Takeem Secures NAR Funding to Revolutionise GCC Rental Market with Smart Tech

4 min
UAE proptech Takeem secured backing from NAR’s REACH Middle East programme.
Over 55,000 units onboarded, worth more than AED 5 billion annually.
Its “risk intelligence” and rental guarantees aim to replace “trust, paperwork, and hope”.
Investors praise its GCC-focused model rather than imported Silicon Valley templates.
Award wins and B2C expansion plans signal ambitions to reshape regional rental markets.
There is something about the rental market in our region that always felt… a bit stuck in time. Paperwork, post-dated cheques, endless back and forth. So when I see a startup trying to untangle that knot, I pay attention. And this week, UAE-based proptech Takeem gave the ecosystem another reason to look its way.
Takeem has secured backing from REACH Middle East, part of the global REACH scale-up programme created by Second Century Ventures, the strategic investment arm of the US National Association of Realtors (NAR). For context, NAR is widely seen as one of the most active and sizeable venture investors in real estate technology worldwide. In simple words, this is not small-league support.
The investment comes through REACH Middle East, which focuses on high-growth tech companies shaping the future of real estate. Takeem now joins a portfolio aimed at building what many call the next generation of property infrastructure – and that is a big statement, even by startup standards.
In less than a year, the company has onboarded more than 55,000 residential units onto its platform. These represent over AED 5 billion in annual rental value. Those figures, frankly, are hard to ignore. They point to strong institutional uptake, not just early-stage hype. Now, Takeem is preparing to move more decisively into the B2C space, targeting smaller landlords and tenants directly.

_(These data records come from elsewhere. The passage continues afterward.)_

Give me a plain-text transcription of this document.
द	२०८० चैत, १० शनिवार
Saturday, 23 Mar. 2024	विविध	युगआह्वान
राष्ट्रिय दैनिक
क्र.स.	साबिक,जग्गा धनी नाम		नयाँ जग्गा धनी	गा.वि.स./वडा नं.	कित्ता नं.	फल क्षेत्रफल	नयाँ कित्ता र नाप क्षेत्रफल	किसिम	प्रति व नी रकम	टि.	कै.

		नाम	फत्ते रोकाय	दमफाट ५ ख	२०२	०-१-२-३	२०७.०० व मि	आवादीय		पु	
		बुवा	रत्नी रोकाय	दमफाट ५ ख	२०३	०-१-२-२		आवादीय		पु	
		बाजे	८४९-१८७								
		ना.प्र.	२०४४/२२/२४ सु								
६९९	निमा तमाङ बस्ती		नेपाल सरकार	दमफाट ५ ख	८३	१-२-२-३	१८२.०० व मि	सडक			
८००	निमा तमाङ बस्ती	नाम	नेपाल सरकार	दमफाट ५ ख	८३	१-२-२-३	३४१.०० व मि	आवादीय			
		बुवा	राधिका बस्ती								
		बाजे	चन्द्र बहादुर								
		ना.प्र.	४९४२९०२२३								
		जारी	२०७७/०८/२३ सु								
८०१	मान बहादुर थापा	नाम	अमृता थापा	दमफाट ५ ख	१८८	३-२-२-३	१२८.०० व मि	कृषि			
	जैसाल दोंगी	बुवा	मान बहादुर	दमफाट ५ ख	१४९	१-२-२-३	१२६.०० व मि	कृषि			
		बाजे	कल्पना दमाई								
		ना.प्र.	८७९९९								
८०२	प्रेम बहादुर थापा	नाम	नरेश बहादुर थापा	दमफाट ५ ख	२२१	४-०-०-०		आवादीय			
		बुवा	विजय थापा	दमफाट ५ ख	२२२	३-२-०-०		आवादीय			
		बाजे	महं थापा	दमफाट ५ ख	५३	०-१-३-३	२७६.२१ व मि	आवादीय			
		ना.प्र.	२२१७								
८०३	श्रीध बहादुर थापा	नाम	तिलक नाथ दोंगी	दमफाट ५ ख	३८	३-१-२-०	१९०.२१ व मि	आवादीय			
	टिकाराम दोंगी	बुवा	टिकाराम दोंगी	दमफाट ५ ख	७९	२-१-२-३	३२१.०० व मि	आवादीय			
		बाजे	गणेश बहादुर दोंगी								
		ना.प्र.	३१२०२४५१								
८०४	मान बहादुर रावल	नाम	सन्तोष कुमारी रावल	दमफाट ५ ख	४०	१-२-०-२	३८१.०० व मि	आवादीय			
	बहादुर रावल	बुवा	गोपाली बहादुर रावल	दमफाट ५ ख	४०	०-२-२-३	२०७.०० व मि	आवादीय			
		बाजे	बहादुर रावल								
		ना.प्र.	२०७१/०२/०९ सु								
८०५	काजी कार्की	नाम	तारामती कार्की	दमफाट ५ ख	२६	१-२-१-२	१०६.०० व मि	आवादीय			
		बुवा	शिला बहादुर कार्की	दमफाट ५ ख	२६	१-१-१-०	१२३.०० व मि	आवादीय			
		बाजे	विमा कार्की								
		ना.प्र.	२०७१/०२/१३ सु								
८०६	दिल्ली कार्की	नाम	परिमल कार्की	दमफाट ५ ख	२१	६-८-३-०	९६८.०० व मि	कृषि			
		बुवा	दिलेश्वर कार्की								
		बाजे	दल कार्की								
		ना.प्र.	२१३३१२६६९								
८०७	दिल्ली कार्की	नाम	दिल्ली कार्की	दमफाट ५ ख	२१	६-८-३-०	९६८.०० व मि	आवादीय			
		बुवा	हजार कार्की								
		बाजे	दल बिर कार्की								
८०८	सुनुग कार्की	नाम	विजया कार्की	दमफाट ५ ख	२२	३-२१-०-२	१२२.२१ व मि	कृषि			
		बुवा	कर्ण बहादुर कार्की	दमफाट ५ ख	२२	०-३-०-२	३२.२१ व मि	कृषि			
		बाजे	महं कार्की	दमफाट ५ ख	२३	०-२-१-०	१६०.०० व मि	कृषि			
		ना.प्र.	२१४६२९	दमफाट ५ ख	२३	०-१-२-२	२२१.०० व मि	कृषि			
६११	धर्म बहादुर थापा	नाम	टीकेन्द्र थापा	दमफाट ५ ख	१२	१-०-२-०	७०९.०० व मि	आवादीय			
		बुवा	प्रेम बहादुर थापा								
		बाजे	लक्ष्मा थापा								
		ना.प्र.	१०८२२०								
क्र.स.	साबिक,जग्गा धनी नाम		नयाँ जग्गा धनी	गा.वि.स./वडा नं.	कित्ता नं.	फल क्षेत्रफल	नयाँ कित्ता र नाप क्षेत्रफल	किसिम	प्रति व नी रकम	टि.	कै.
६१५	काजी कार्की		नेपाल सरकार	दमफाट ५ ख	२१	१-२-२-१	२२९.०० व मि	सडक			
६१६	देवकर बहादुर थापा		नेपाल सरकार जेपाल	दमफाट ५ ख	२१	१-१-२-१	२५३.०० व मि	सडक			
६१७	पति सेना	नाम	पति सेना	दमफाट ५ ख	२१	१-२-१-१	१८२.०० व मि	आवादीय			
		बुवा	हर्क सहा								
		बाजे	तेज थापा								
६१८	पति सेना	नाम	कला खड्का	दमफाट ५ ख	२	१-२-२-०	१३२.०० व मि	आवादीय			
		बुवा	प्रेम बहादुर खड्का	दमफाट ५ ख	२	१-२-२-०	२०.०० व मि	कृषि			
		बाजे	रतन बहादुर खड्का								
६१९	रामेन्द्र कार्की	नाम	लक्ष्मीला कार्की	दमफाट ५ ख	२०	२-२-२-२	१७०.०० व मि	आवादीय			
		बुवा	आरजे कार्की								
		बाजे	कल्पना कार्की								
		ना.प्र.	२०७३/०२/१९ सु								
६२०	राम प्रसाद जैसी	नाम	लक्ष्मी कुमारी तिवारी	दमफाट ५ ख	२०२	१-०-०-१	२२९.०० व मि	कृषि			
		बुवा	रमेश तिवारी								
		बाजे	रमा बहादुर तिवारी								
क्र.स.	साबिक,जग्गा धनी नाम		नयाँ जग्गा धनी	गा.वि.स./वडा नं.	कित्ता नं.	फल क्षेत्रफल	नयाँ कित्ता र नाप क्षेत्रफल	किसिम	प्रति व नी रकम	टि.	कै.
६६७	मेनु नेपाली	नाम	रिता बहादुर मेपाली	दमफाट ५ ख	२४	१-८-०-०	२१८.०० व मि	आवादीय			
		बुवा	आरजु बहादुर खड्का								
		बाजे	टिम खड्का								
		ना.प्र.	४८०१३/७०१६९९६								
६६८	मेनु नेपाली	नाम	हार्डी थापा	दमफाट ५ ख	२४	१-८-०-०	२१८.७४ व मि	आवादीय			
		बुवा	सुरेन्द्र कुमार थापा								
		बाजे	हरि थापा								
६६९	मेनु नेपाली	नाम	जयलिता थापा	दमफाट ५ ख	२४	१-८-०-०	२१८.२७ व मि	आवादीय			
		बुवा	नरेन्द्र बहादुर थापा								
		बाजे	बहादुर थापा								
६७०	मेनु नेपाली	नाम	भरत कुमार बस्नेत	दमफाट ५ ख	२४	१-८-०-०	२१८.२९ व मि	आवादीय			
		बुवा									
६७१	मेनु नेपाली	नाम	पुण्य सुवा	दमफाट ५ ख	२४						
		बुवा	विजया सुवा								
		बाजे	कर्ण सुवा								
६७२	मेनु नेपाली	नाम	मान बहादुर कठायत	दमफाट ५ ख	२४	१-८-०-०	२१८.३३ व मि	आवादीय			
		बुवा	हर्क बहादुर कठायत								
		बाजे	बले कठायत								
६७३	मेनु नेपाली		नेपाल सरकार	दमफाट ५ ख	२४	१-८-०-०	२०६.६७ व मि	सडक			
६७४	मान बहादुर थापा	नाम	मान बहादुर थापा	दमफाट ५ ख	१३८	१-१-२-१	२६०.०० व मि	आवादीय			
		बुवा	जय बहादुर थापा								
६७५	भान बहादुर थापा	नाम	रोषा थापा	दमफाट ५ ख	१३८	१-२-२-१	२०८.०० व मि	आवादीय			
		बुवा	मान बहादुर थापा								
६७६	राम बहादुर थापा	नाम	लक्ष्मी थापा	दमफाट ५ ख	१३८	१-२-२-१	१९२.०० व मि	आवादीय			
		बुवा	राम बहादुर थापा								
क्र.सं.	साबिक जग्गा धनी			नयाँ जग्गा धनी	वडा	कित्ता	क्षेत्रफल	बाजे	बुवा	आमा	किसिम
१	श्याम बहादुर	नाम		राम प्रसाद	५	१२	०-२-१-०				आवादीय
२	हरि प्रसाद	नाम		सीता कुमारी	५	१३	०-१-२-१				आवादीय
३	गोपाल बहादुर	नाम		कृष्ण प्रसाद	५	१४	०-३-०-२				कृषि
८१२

At its core, Takeem is tackling issues that anyone who has rented in the region will recognise: limited transparency around risk, clunky processes, and liquidity constraints that can make renting feel like a gamble. Its proprietary risk intelligence engine and rental guarantee model aim to reduce landlords’ exposure while increasing yields and opening access to tenants. The idea is to bring more predictability into what is, for many, their largest yearly financial commitment.
Rakesh Mavath, Co-founder and CEO of Takeem, has previously described renting as a system still built on “trust, paperwork, and hope.” He said the company’s goal is to make rent more predictable and measurable for landlords, tenants, and institutions, and that backing from NAR REACH MENA and Second Century Ventures helps accelerate the rollout of what he sees as a new operating standard for rental markets.
From the investor side, Dave Garland, Managing Partner at Second Century Ventures, noted that REACH backs companies building critical infrastructure for tomorrow’s real estate landscape. He pointed to Takeem’s rental guarantees and risk intelligence model as addressing a global challenge with a scalable and capital-efficient approach. Siddiq Farid, Managing Director at REACH Middle East, also highlighted that what stood out was Takeem’s understanding of how rental risk behaves specifically in the GCC, rather than simply importing models from other markets.
That local-first angle matters. Too often we see solutions copied and pasted from Silicon Valley and then wonder why they don’t quite fit. I reckon startups that are purpose-built for the GCC, with the ambition to scale globally later, have a better shot at being spot on.
Takeem’s momentum has also been visible on the awards circuit. In April 2024, it won Most Advanced App at the Create Apps Award under the patronage of HH Sheikh Hamdan and supported by the Dubai Chamber of Digital Economy. In 2025, it was named Startup of the Year at the Tech Innovation Awards in September, Runner Up PropTech of the Year at the Property Finder Awards in November, and PropTech of the Year at the World Reality Congress in December. A crowded trophy shelf for a young company.
With measurable growth, large-scale portfolio onboarding, and now support from one of the world’s most influential real estate investment arms, Takeem is positioning itself as a serious player in rental infrastructure. On the flip side, scaling from institutional portfolios into the consumer market is no walk in the park. It can be a bit of a faff operationally. But if the company manages to translate trust at the top into trust on the ground, it could reshape how rent is managed across the region.
At Arageek, we are always keen to see startups move from promise to impact. And believe it or not, rental tech is not the most glamorous headline-grabber. Yet it touches millions of lives every single year. If Takeem can bring more clarity, liquidity, and discipline into the system, that would be a definatley welcome shift for landlords and tenants alike.